- West Busselton
- Coordinates: 33°39′S 115°20′E﻿ / ﻿33.650°S 115.333°E
- Country: Australia
- State: Western Australia
- City: Busselton
- LGA(s): City of Busselton;
- Location: 2 km (1.2 mi) from Busselton;

Government
- • State electorate(s): Vasse;
- • Federal division(s): Forrest;

Area
- • Total: 8.2 km^{2} (3.2 sq mi)

Population
- • Total(s): 8,869 (SAL 2021)
- Time zone: UTC+8 (AWST)
- Postcode: 6280

= West Busselton =

Suburb of Busselton, Western Australia

West Busselton is a suburb of the Western Australian city of Busselton. At the 2021 census, it had a population of 8,869.

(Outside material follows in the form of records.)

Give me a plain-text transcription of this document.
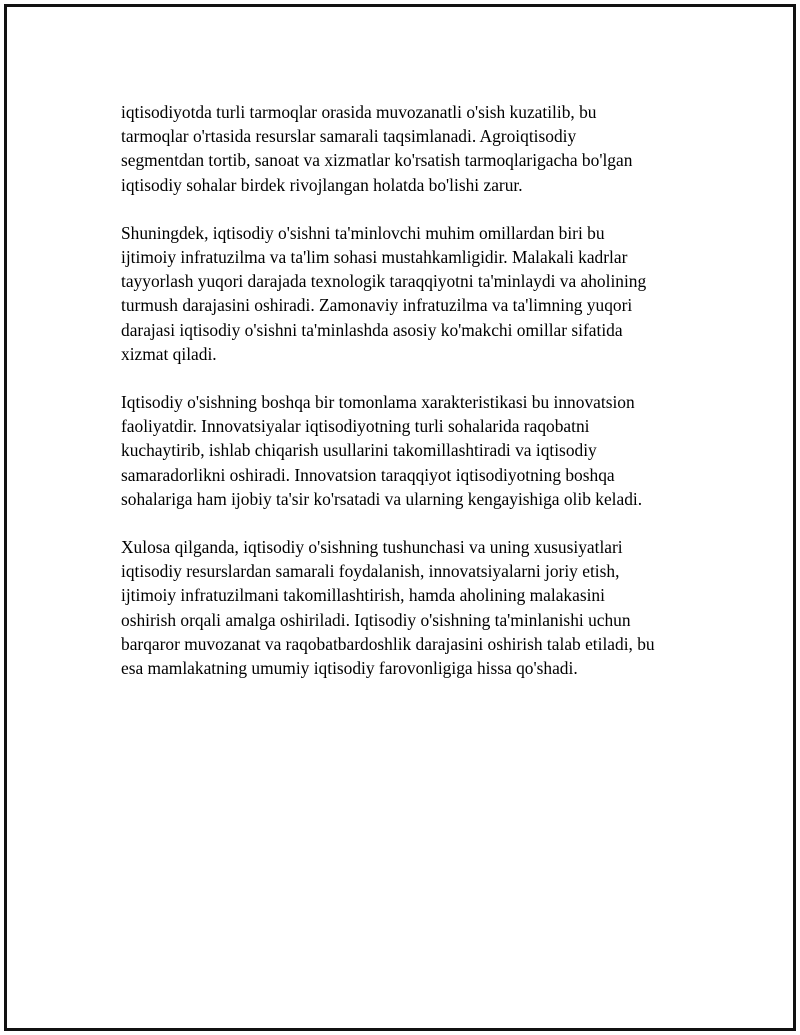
iqtisodiyotda turli tarmoqlar orasida muvozanatli o'sish kuzatilib, bu
tarmoqlar o'rtasida resurslar samarali taqsimlanadi. Agroiqtisodiy
segmentdan tortib, sanoat va xizmatlar ko'rsatish tarmoqlarigacha bo'lgan
iqtisodiy sohalar birdek rivojlangan holatda bo'lishi zarur.

Shuningdek, iqtisodiy o'sishni ta'minlovchi muhim omillardan biri bu
ijtimoiy infratuzilma va ta'lim sohasi mustahkamligidir. Malakali kadrlar
tayyorlash yuqori darajada texnologik taraqqiyotni ta'minlaydi va aholining
turmush darajasini oshiradi. Zamonaviy infratuzilma va ta'limning yuqori
darajasi iqtisodiy o'sishni ta'minlashda asosiy ko'makchi omillar sifatida
xizmat qiladi.

Iqtisodiy o'sishning boshqa bir tomonlama xarakteristikasi bu innovatsion
faoliyatdir. Innovatsiyalar iqtisodiyotning turli sohalarida raqobatni
kuchaytirib, ishlab chiqarish usullarini takomillashtiradi va iqtisodiy
samaradorlikni oshiradi. Innovatsion taraqqiyot iqtisodiyotning boshqa
sohalariga ham ijobiy ta'sir ko'rsatadi va ularning kengayishiga olib keladi.

Xulosa qilganda, iqtisodiy o'sishning tushunchasi va uning xususiyatlari
iqtisodiy resurslardan samarali foydalanish, innovatsiyalarni joriy etish,
ijtimoiy infratuzilmani takomillashtirish, hamda aholining malakasini
oshirish orqali amalga oshiriladi. Iqtisodiy o'sishning ta'minlanishi uchun
barqaror muvozanat va raqobatbardoshlik darajasini oshirish talab etiladi, bu
esa mamlakatning umumiy iqtisodiy farovonligiga hissa qo'shadi.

Buildings from the 1850s, 1860s, and 1870s in the suburb include Broadwater Homestead, the home of Alfred Bussell, "the Gulch", a police residence, bond store and custom officer's residence, and Phoebe Abbey's House. West Busselton was a residential area by the 1930s. West Busselton Primary School was established in 1965. The suburb also contains a government high school, Busselton Senior High School, along with two private schools, St Mary MacKillop College and Cornerstone Christian College. The Busselton Health Campus is in West Busselton.